Mum fears surrogacy will get a bad name

A Perth mother who had her son by a Thai surrogate has told of her fears that the story of baby Gammy will give surrogacy a bad name.

Chatarina Brady's son Felix was born in Bangkok in March last year after she and her husband Andrew hired a surrogate through an agency.

Mrs Brady said their surrogacy experience was positive and easier than they expected.

But she urged the State and Federal governments to make it easier for people to have babies through surrogates in Australia, by covering some medical costs on Medicare and allowing intended parents to pay surrogates a small amount.

"It's giving surrogacy a really bad reputation, which is such a shame," she said.

"For us, it was fairly easy and smooth sailing.

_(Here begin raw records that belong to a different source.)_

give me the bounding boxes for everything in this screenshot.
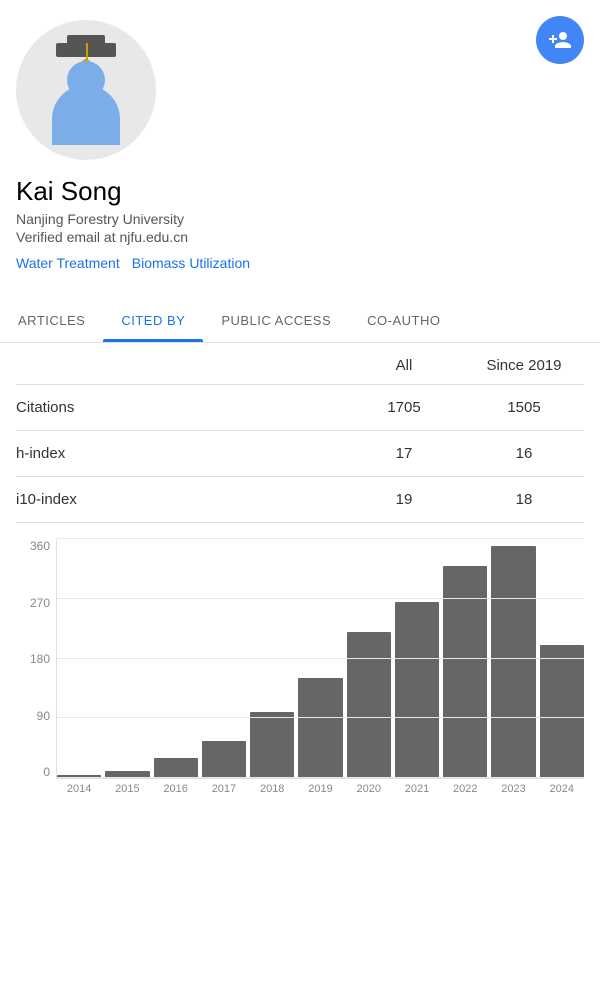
tab-articles[interactable]: ARTICLES <box>0 299 103 342</box>
chart-y-axis: 360 270 180 90 0 <box>16 539 56 779</box>
tab-cited-by[interactable]: CITED BY <box>103 299 203 342</box>
stats-header: All Since 2019 <box>16 343 584 385</box>
chart-bars-area <box>56 539 584 779</box>
chart-bar <box>395 602 439 778</box>
profile-section: Kai Song Nanjing Forestry University Ver… <box>0 0 600 291</box>
stat-i10index-since: 18 <box>464 491 584 508</box>
chart-bar <box>347 632 391 778</box>
y-axis-label: 180 <box>30 652 50 666</box>
stat-hindex-label: h-index <box>16 445 344 462</box>
chart-bar <box>298 678 342 778</box>
x-axis-label: 2020 <box>347 783 391 795</box>
chart-wrapper: 360 270 180 90 0 <box>16 539 584 779</box>
avatar-body <box>52 85 120 145</box>
stats-row-i10index: i10-index 19 18 <box>16 477 584 523</box>
stat-hindex-all: 17 <box>344 445 464 462</box>
x-axis-label: 2022 <box>443 783 487 795</box>
tab-public-access[interactable]: PUBLIC ACCESS <box>203 299 349 342</box>
stats-section: All Since 2019 Citations 1705 1505 h-ind… <box>0 343 600 523</box>
chart-bar <box>154 758 198 778</box>
x-axis-label: 2014 <box>57 783 101 795</box>
stats-row-hindex: h-index 17 16 <box>16 431 584 477</box>
interest-biomass-utilization[interactable]: Biomass Utilization <box>132 255 250 271</box>
avatar-figure <box>36 35 136 145</box>
stats-col-since: Since 2019 <box>464 357 584 374</box>
y-axis-label: 90 <box>37 709 50 723</box>
chart-bar <box>57 775 101 778</box>
research-interests: Water Treatment Biomass Utilization <box>16 255 584 271</box>
stats-col-label <box>16 357 344 374</box>
author-name: Kai Song <box>16 176 584 207</box>
stats-row-citations: Citations 1705 1505 <box>16 385 584 431</box>
x-axis-label: 2023 <box>491 783 535 795</box>
chart-bar <box>202 741 246 778</box>
add-author-button[interactable] <box>536 16 584 64</box>
chart-bar <box>105 771 149 778</box>
interest-water-treatment[interactable]: Water Treatment <box>16 255 120 271</box>
stat-i10index-label: i10-index <box>16 491 344 508</box>
avatar <box>16 20 156 160</box>
stat-citations-label: Citations <box>16 399 344 416</box>
person-add-icon <box>548 28 572 52</box>
x-axis-label: 2017 <box>202 783 246 795</box>
author-affiliation: Nanjing Forestry University <box>16 211 584 227</box>
chart-section: 360 270 180 90 0 2014 2015 2016 2017 2018 2019 202… <box>0 523 600 795</box>
x-axis-label: 2021 <box>395 783 439 795</box>
chart-bar <box>250 712 294 778</box>
x-axis-label: 2024 <box>540 783 584 795</box>
tab-co-authors[interactable]: CO-AUTHO <box>349 299 458 342</box>
chart-bar <box>491 546 535 778</box>
stats-col-all: All <box>344 357 464 374</box>
chart-bar <box>540 645 584 778</box>
stat-i10index-all: 19 <box>344 491 464 508</box>
author-email: Verified email at njfu.edu.cn <box>16 229 584 245</box>
x-axis-label: 2016 <box>154 783 198 795</box>
chart-x-axis: 2014 2015 2016 2017 2018 2019 2020 2021 2022 2023… <box>16 783 584 795</box>
y-axis-label: 0 <box>43 765 50 779</box>
stat-citations-all: 1705 <box>344 399 464 416</box>
graduation-cap <box>56 35 116 63</box>
x-axis-label: 2019 <box>298 783 342 795</box>
chart-bar <box>443 566 487 778</box>
x-axis-label: 2018 <box>250 783 294 795</box>
y-axis-label: 360 <box>30 539 50 553</box>
stat-hindex-since: 16 <box>464 445 584 462</box>
stat-citations-since: 1505 <box>464 399 584 416</box>
y-axis-label: 270 <box>30 596 50 610</box>
x-axis-label: 2015 <box>105 783 149 795</box>
tabs-container: ARTICLES CITED BY PUBLIC ACCESS CO-AUTHO <box>0 299 600 343</box>
chart-grid-line <box>57 538 584 539</box>
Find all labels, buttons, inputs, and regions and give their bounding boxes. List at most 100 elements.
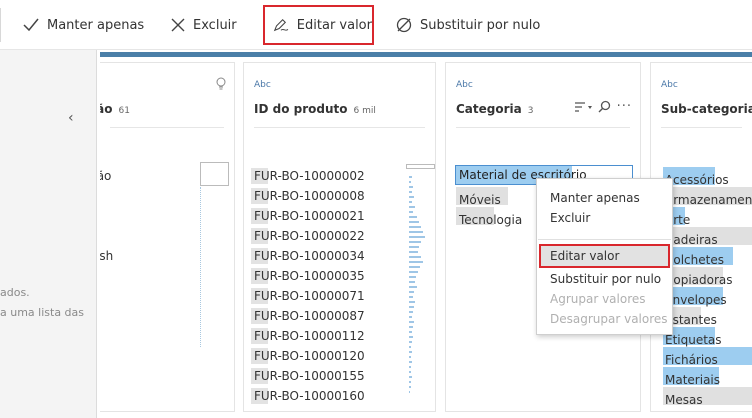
context-menu: Manter apenas Excluir Editar valor Subst…: [536, 178, 673, 335]
spark-bar: [409, 326, 413, 328]
search-icon[interactable]: [598, 100, 611, 113]
lightbulb-icon[interactable]: [216, 77, 226, 94]
menu-item-keep-only[interactable]: Manter apenas: [550, 191, 640, 205]
spark-bar: [409, 336, 413, 338]
list-item-label: FUR-BO-10000021: [254, 209, 365, 223]
list-item-label: FUR-BO-10000008: [254, 189, 365, 203]
menu-divider: [538, 239, 671, 240]
column-title: Sub-categoria: [661, 102, 752, 116]
spark-bar: [409, 381, 411, 383]
spark-bar: [409, 276, 416, 278]
spark-bar: [409, 181, 411, 183]
spark-bar: [409, 186, 413, 188]
list-item[interactable]: FUR-BO-10000112: [251, 327, 365, 345]
list-item[interactable]: Acessórios: [663, 167, 752, 187]
column-card-product-id[interactable]: Abc ID do produto 6 mil FUR-BO-10000002 FU…: [243, 62, 436, 412]
spark-bar: [409, 356, 411, 358]
left-panel: ‹ ados. a uma lista das: [0, 50, 97, 418]
list-item[interactable]: Tecnologia: [456, 207, 522, 227]
spark-bar: [409, 366, 411, 368]
spark-bar: [409, 201, 412, 203]
list-item[interactable]: Fichários: [663, 347, 752, 367]
list-item[interactable]: Estantes: [663, 307, 752, 327]
exclude-label: Excluir: [193, 17, 237, 33]
list-item-label: Copiadoras: [665, 273, 733, 287]
list-item[interactable]: FUR-BO-10000160: [251, 387, 365, 405]
scroll-preview[interactable]: [200, 162, 229, 186]
type-label: Abc: [661, 80, 678, 90]
list-item[interactable]: FUR-BO-10000071: [251, 287, 365, 305]
spark-bar: [409, 311, 413, 313]
spark-bar: [409, 316, 412, 318]
type-label: Abc: [456, 80, 473, 90]
sort-icon[interactable]: [574, 101, 592, 113]
list-item[interactable]: Móveis: [456, 187, 508, 207]
list-item[interactable]: Cadeiras: [663, 227, 752, 247]
column-title: ID do produto 6 mil: [254, 102, 376, 116]
list-item[interactable]: esh: [100, 249, 113, 263]
spark-bar: [409, 191, 412, 193]
list-item[interactable]: FUR-BO-10000002: [251, 167, 365, 185]
list-item[interactable]: Materiais: [663, 367, 752, 387]
spark-bar: [409, 266, 420, 268]
list-item-label: FUR-BO-10000071: [254, 289, 365, 303]
list-item-label: Armazenamento: [665, 193, 752, 207]
more-icon[interactable]: ···: [617, 99, 632, 114]
column-actions: ···: [574, 99, 632, 114]
list-item-label: Materiais: [665, 373, 721, 387]
toolbar: Manter apenas Excluir Editar valor Subst…: [0, 0, 752, 50]
exclude-button[interactable]: Excluir: [171, 0, 237, 50]
menu-item-group-values: Agrupar valores: [550, 292, 646, 306]
list-item[interactable]: FUR-BO-10000008: [251, 187, 365, 205]
column-card-1[interactable]: ião61 tão a a a esh s: [100, 62, 235, 412]
column-title: Categoria 3: [456, 102, 534, 116]
list-item[interactable]: Envelopes: [663, 287, 752, 307]
spark-bar: [409, 361, 412, 363]
list-item[interactable]: Arte: [663, 207, 752, 227]
keep-only-button[interactable]: Manter apenas: [23, 0, 144, 50]
chevron-left-icon[interactable]: ‹: [68, 110, 74, 126]
divider: [456, 127, 630, 128]
list-item[interactable]: FUR-BO-10000034: [251, 247, 365, 265]
list-item[interactable]: FUR-BO-10000087: [251, 307, 365, 325]
replace-null-button[interactable]: Substituir por nulo: [396, 0, 540, 50]
null-icon: [396, 17, 412, 33]
list-item-label: Fichários: [665, 353, 718, 367]
list-item[interactable]: Armazenamento: [663, 187, 752, 207]
menu-item-exclude[interactable]: Excluir: [550, 211, 590, 225]
edit-value-button[interactable]: Editar valor: [263, 5, 374, 45]
menu-item-edit-value[interactable]: Editar valor: [539, 244, 670, 268]
list-item[interactable]: Etiquetas: [663, 327, 752, 347]
list-item[interactable]: FUR-BO-10000022: [251, 227, 365, 245]
list-item-label: FUR-BO-10000035: [254, 269, 365, 283]
spark-bar: [409, 271, 418, 273]
list-item[interactable]: Colchetes: [663, 247, 752, 267]
list-item[interactable]: tão: [100, 169, 111, 183]
spark-bar: [409, 221, 419, 223]
divider: [254, 127, 425, 128]
list-item[interactable]: FUR-BO-10000035: [251, 267, 365, 285]
spark-bar: [409, 306, 414, 308]
spark-bar: [409, 286, 417, 288]
list-item-label: FUR-BO-10000120: [254, 349, 365, 363]
list-item-label: Etiquetas: [665, 333, 722, 347]
replace-null-label: Substituir por nulo: [420, 17, 541, 33]
spark-bar: [409, 371, 411, 373]
spark-bar: [409, 196, 414, 198]
list-item-label: FUR-BO-10000022: [254, 229, 365, 243]
list-item[interactable]: Copiadoras: [663, 267, 752, 287]
list-item[interactable]: FUR-BO-10000021: [251, 207, 365, 225]
list-item[interactable]: FUR-BO-10000120: [251, 347, 365, 365]
spark-bar: [409, 251, 418, 253]
spark-bar: [409, 226, 421, 228]
scroll-preview[interactable]: [406, 164, 435, 169]
spark-bar: [409, 391, 410, 393]
spark-bar: [409, 206, 415, 208]
list-item-label: FUR-BO-10000155: [254, 369, 365, 383]
spark-bar: [409, 176, 412, 178]
menu-item-replace-null[interactable]: Substituir por nulo: [550, 272, 661, 286]
spark-bar: [409, 236, 425, 238]
list-item[interactable]: Mesas: [663, 387, 752, 407]
divider: [110, 127, 224, 128]
list-item[interactable]: FUR-BO-10000155: [251, 367, 365, 385]
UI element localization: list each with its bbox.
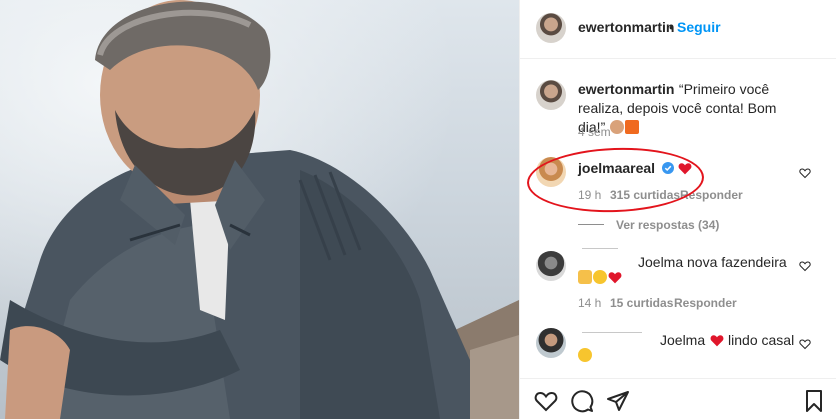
post-side-panel: ewertonmartin • Seguir ewertonmartin “Pr… xyxy=(519,0,836,419)
view-replies-button[interactable]: Ver respostas (34) xyxy=(616,218,719,232)
comment-text-3-after: lindo casal xyxy=(728,332,795,348)
collision-emoji-icon xyxy=(624,120,639,134)
comment-text-3-before: Joelma xyxy=(660,332,706,348)
bookmark-icon[interactable] xyxy=(802,389,826,413)
replies-line xyxy=(578,224,604,225)
comment-text-3: Joelma lindo casal xyxy=(660,332,794,349)
comment-likes-2[interactable]: 15 curtidas xyxy=(610,296,673,310)
comment-username[interactable]: joelmaareal xyxy=(578,160,655,176)
comment-likes[interactable]: 315 curtidas xyxy=(610,188,680,202)
post-header: ewertonmartin • Seguir xyxy=(520,0,836,59)
comment-time[interactable]: 19 h xyxy=(578,188,601,202)
post-photo[interactable] xyxy=(0,0,519,419)
red-heart-emoji-icon xyxy=(678,163,692,175)
comment-like-heart-icon[interactable] xyxy=(799,338,811,350)
comment-avatar-3[interactable] xyxy=(536,328,566,358)
caption-time[interactable]: 4 sem xyxy=(578,125,611,139)
comment-icon[interactable] xyxy=(570,389,594,413)
author-avatar[interactable] xyxy=(536,13,566,43)
red-heart-emoji-icon xyxy=(710,335,724,347)
comment-time-2[interactable]: 14 h xyxy=(578,296,601,310)
follow-button[interactable]: Seguir xyxy=(677,19,721,35)
author-username[interactable]: ewertonmartin xyxy=(578,19,674,35)
comment-like-heart-icon[interactable] xyxy=(799,260,811,272)
redacted-username-3 xyxy=(582,332,642,333)
share-icon[interactable] xyxy=(606,389,630,413)
redacted-username-2 xyxy=(582,248,618,249)
fist-emoji-icon xyxy=(609,120,624,134)
comment-avatar-joelmaareal[interactable] xyxy=(536,157,566,187)
praying-hands-emoji-icon xyxy=(578,270,592,284)
comment-text-2: Joelma nova fazendeira xyxy=(638,254,787,270)
laughing-emoji-icon xyxy=(593,270,607,284)
comment-avatar-2[interactable] xyxy=(536,251,566,281)
header-separator: • xyxy=(669,19,674,35)
man-portrait-illustration xyxy=(0,0,519,419)
comment-emojis-2 xyxy=(578,269,622,287)
red-heart-emoji-icon xyxy=(608,272,622,284)
heart-icon[interactable] xyxy=(534,389,558,413)
comment-joelmaareal: joelmaareal xyxy=(578,160,692,177)
comment-like-heart-icon[interactable] xyxy=(799,167,811,179)
reply-button-2[interactable]: Responder xyxy=(674,296,737,310)
caption-username[interactable]: ewertonmartin xyxy=(578,81,674,97)
caption-avatar[interactable] xyxy=(536,80,566,110)
heart-eyes-emoji-icon xyxy=(578,348,592,362)
action-bar xyxy=(520,378,836,420)
verified-badge-icon xyxy=(661,162,674,174)
comment-emojis-3 xyxy=(578,347,593,365)
reply-button[interactable]: Responder xyxy=(680,188,743,202)
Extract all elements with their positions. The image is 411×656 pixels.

I think more people would do it in Australia if it became a little bit easer."

Mrs Brady, who had a second child herself four weeks ago after conceiving through IVF, said she used an agency that was recommended to her by another Australian couple who had a baby with a surrogate mother.

She said she, her husband and the Thai surrogate signed a long contract before the surrogacy went ahead and they paid about $30,000 to the agency.

"The clinic will then forward the contract and scan results on to the agent and the agent will then forward that on to the intended parents," she said. "If you have any questions about scan results or anything, then you will email the agent and the agent will answer all your questions."

Mrs Brady said there was a clause in their contract that stated that in the event of a chromosomal abnormality being determined, the surrogate was to permit the termination of the pregnancy at the request of the parents.

She said their surrogate was initially carrying twins but one of the babies died early in the pregnancy.

After her success with surrogacy, Mrs Brady became the WA representative for support group Surrogacy Australia.

Several hundred Australian couples travel overseas, mainly to Thailand, India and the US, every year to use a surrogate to carry their baby.